そこで提案があるのだが、リズ……君も私達と共に来てもらえないだろうか?」
「私が……ですか?」
「今回の件でも君の活躍は顕著だった。
コルンへ向かうにあたって、我々の中に魔道士が居ないことを考えると、君が居てくれた方が助かるのだがな」
「もしエプリクスのことをおっしゃっているのなら、あれがどういうものなのか私にもわかりません。
それを除けば私にできるのは初等魔法のヒールのみです。
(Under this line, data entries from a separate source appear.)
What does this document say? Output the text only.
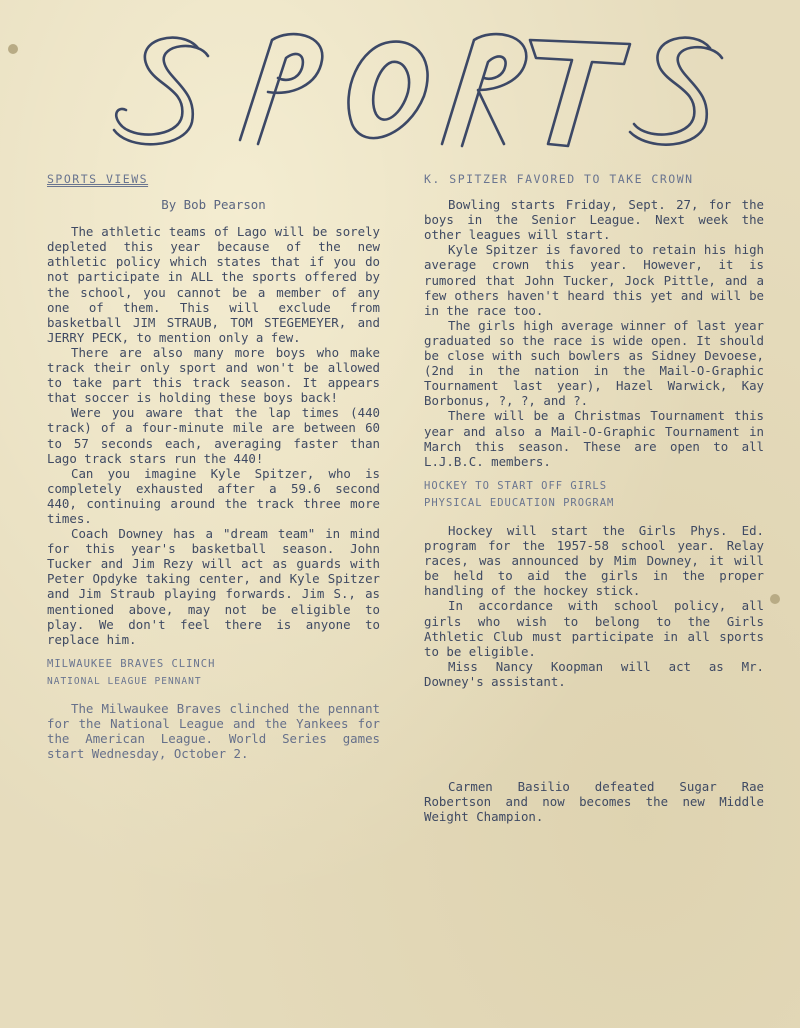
SPORTS VIEWS
By Bob Pearson

The athletic teams of Lago will be sorely depleted this year because of the new athletic policy which states that if you do not participate in ALL the sports offered by the school, you cannot be a member of any one of them. This will exclude from basketball JIM STRAUB, TOM STEGEMEYER, and JERRY PECK, to mention only a few.

There are also many more boys who make track their only sport and won't be allowed to take part this track season. It appears that soccer is holding these boys back!

Were you aware that the lap times (440 track) of a four-minute mile are between 60 to 57 seconds each, averaging faster than Lago track stars run the 440!

Can you imagine Kyle Spitzer, who is completely exhausted after a 59.6 second 440, continuing around the track three more times.

Coach Downey has a "dream team" in mind for this year's basketball season. John Tucker and Jim Rezy will act as guards with Peter Opdyke taking center, and Kyle Spitzer and Jim Straub playing forwards. Jim S., as mentioned above, may not be eligible to play. We don't feel there is anyone to replace him.

MILWAUKEE BRAVES CLINCH
NATIONAL LEAGUE PENNANT

The Milwaukee Braves clinched the pennant for the National League and the Yankees for the American League. World Series games start Wednesday, October 2.

K. SPITZER FAVORED TO TAKE CROWN

Bowling starts Friday, Sept. 27, for the boys in the Senior League. Next week the other leagues will start.

Kyle Spitzer is favored to retain his high average crown this year. However, it is rumored that John Tucker, Jock Pittle, and a few others haven't heard this yet and will be in the race too.

The girls high average winner of last year graduated so the race is wide open. It should be close with such bowlers as Sidney Devoese, (2nd in the nation in the Mail-O-Graphic Tournament last year), Hazel Warwick, Kay Borbonus, ?, ?, and ?.

There will be a Christmas Tournament this year and also a Mail-O-Graphic Tournament in March this season. These are open to all L.J.B.C. members.

HOCKEY TO START OFF GIRLS
PHYSICAL EDUCATION PROGRAM

Hockey will start the Girls Phys. Ed. program for the 1957-58 school year. Relay races, was announced by Mim Downey, it will be held to aid the girls in the proper handling of the hockey stick.

In accordance with school policy, all girls who wish to belong to the Girls Athletic Club must participate in all sports to be eligible.

Miss Nancy Koopman will act as Mr. Downey's assistant.

Carmen Basilio defeated Sugar Rae Robertson and now becomes the new Middle Weight Champion.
それでお役に立てるかどうか……」
「ヒールだけでも充分だ。
我々は明日の朝発つ……それまでに考えてくれればいい。
もちろん、強制はしない」
「わかりました……」
◇◆◇◆
私は王宮を出て教会へと戻りました。
ここには大勢の難民の人達が居ます。私と同じように親を亡くした子供達も居ます。
指輪を眺めます。指輪の石は、不思議な赤色をしていました。
この指輪は、お母さんがいつも大事そうにしていた指輪です。まさか、こんな力を持っているとは思いませんでした。
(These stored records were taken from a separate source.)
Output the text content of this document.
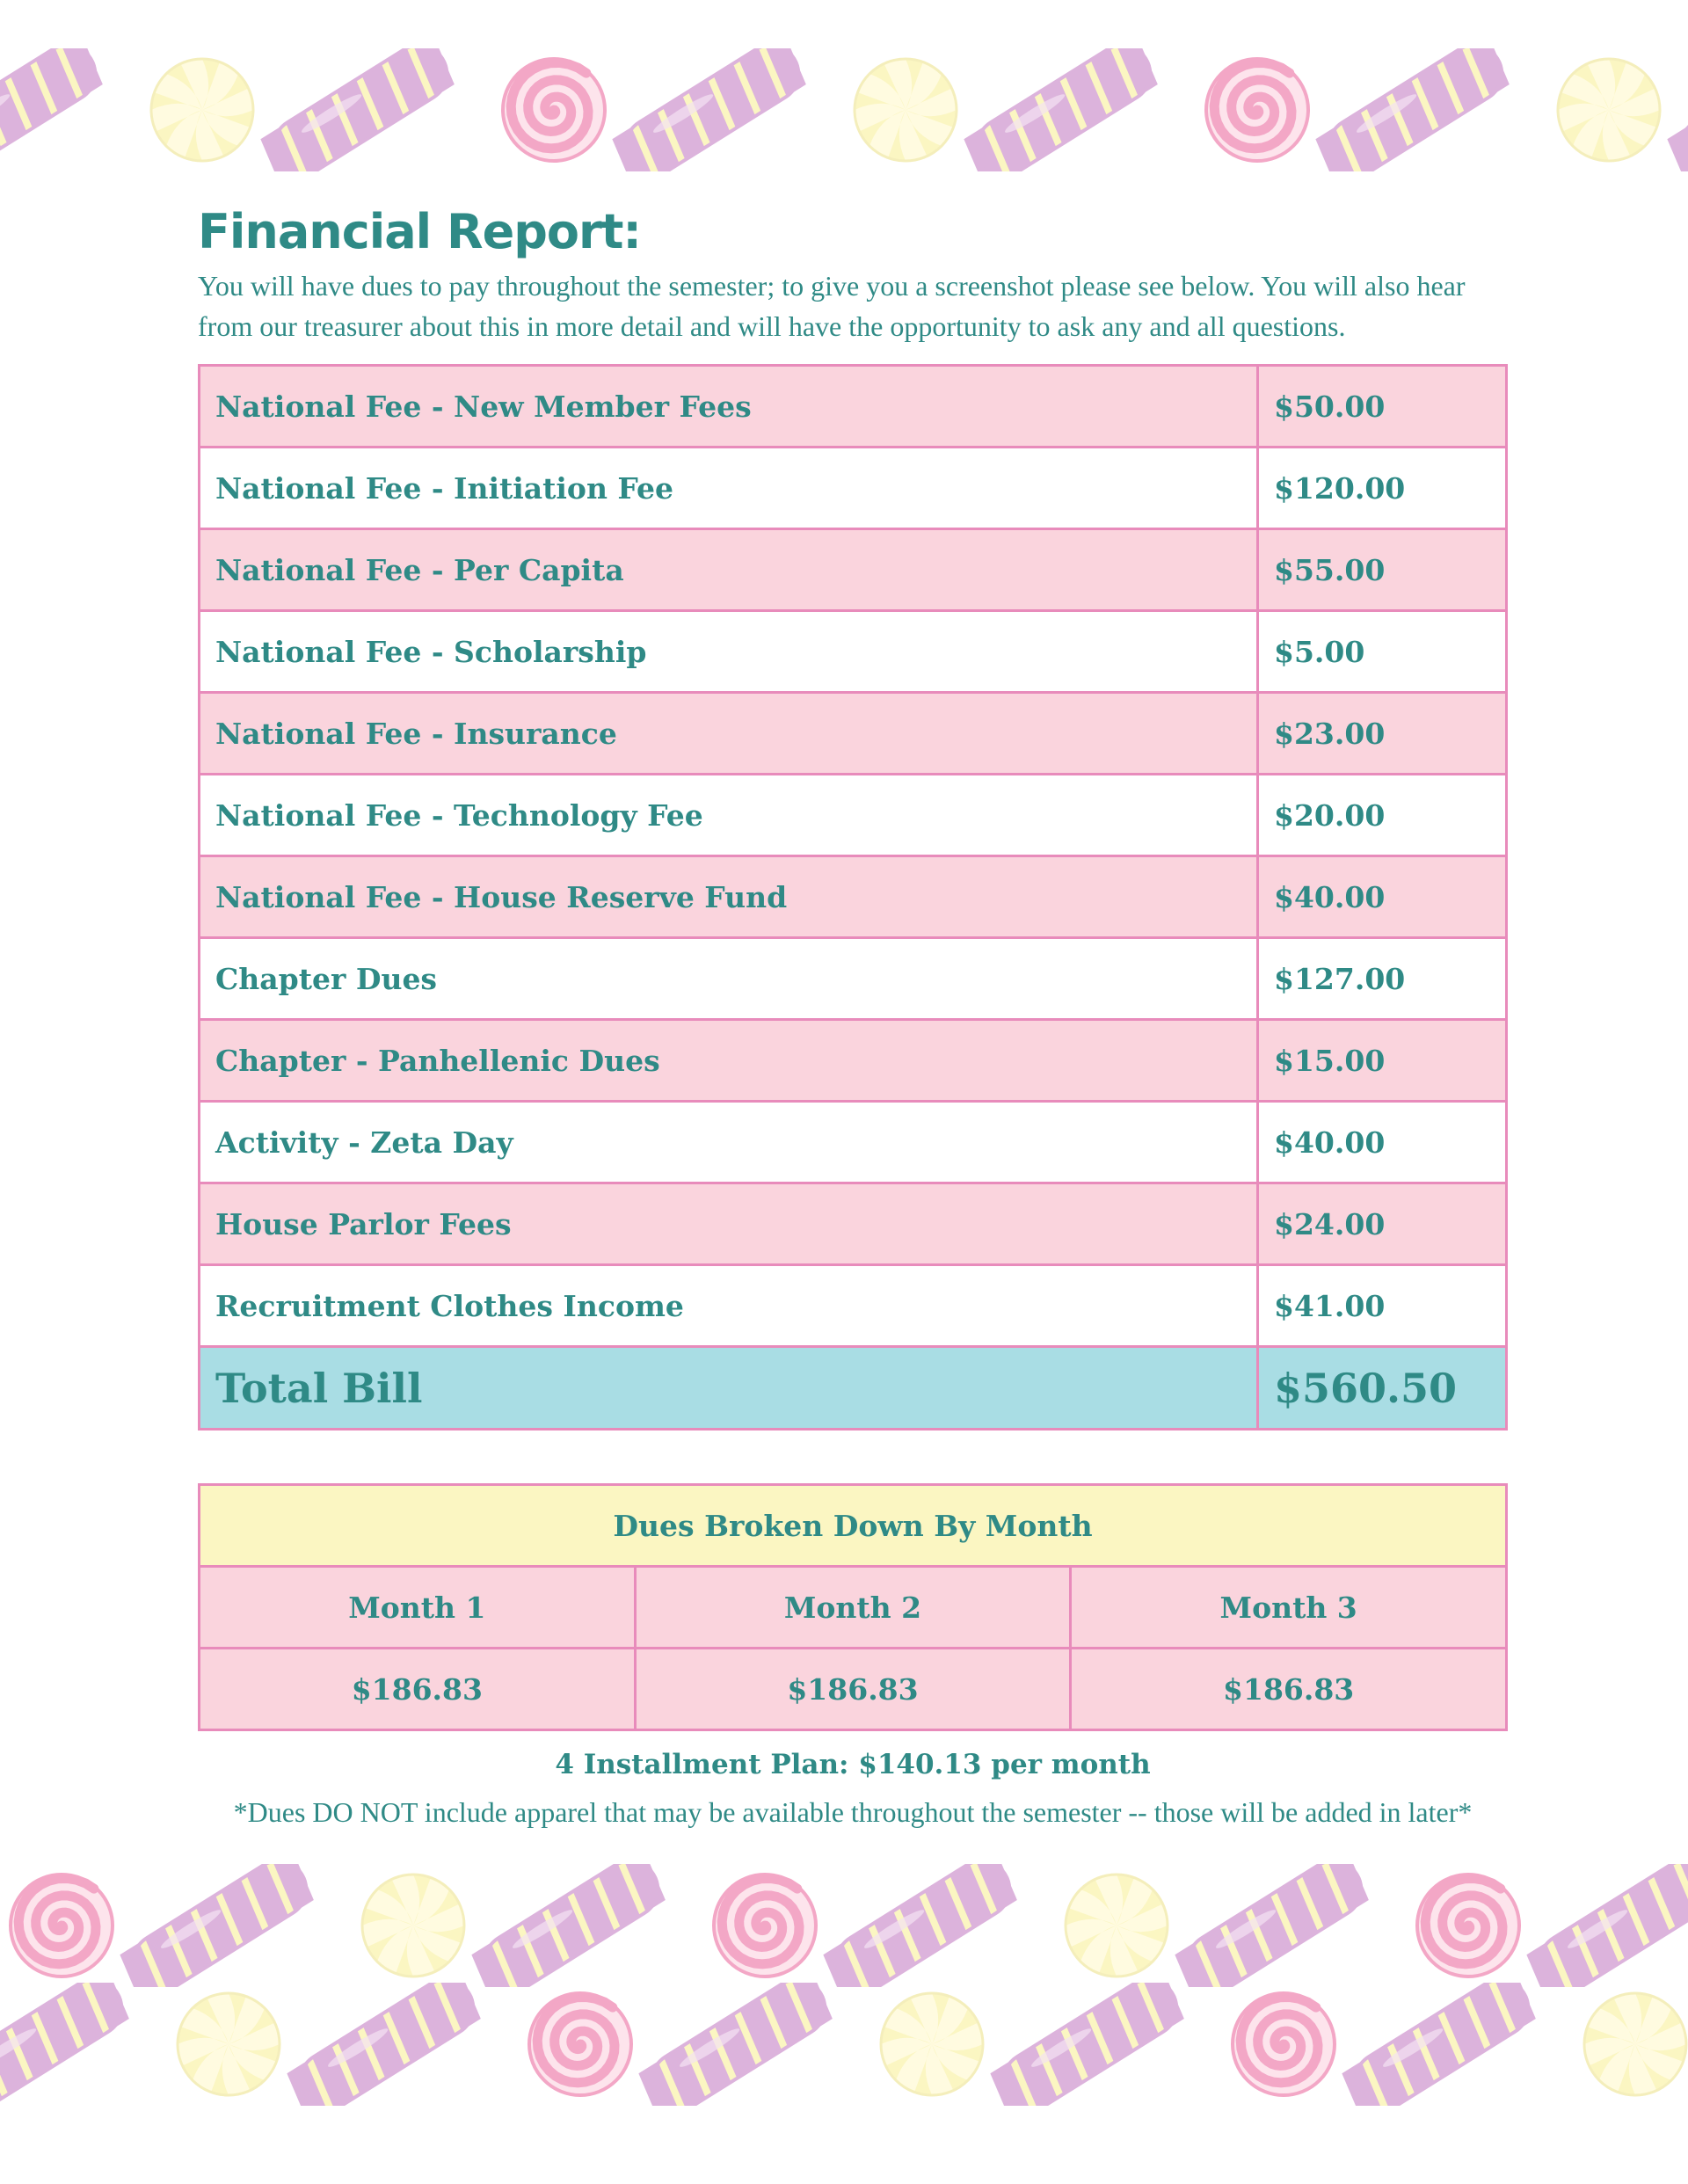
Financial Report:

You will have dues to pay throughout the semester; to give you a screenshot please see below. You will also hear from our treasurer about this in more detail and will have the opportunity to ask any and all questions.

National Fee - New Member Fees	$50.00
National Fee - Initiation Fee	$120.00
National Fee - Per Capita	$55.00
National Fee - Scholarship	$5.00
National Fee - Insurance	$23.00
National Fee - Technology Fee	$20.00
National Fee - House Reserve Fund	$40.00
Chapter Dues	$127.00
Chapter - Panhellenic Dues	$15.00
Activity - Zeta Day	$40.00
House Parlor Fees	$24.00
Recruitment Clothes Income	$41.00
Total Bill	$560.50
Dues Broken Down By Month		
Month 1	Month 2	Month 3
$186.83	$186.83	$186.83

4 Installment Plan: $140.13 per month

*Dues DO NOT include apparel that may be available throughout the semester -- those will be added in later*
石に触れると、少し暖かい気がします。お母さんの温もりに似た何かを感じます。
人間に生まれ変わって、人間に育てられて、アリだった時には知らなかった温かさを、私は知ることができました。
それが、私にとって、本当に幸せでした。
「お母さん……お母さん……」
近くに居た子が、目を覚まし泣き始めました。
「大丈夫……大丈夫……」
私はその子を抱きしめました。
やがて、子供は泣き疲れると再び眠りました。
ディア様は、そろそろ目を覚まされた頃でしょうか……
ディア様も両親である王様と王妃様を亡くしました。きっと、この子と同じように悲しまれていることでしょう。
私に何ができるかはわかりません。
でも、私がいることで少しでも助けになるのでしたら、私は騎士様達と一緒に行こうと思います。
翌朝に備え、私は眠れないまま冷たい石畳の上で目を瞑り続けました。
話に出てこないお父さんが不憫でなりません。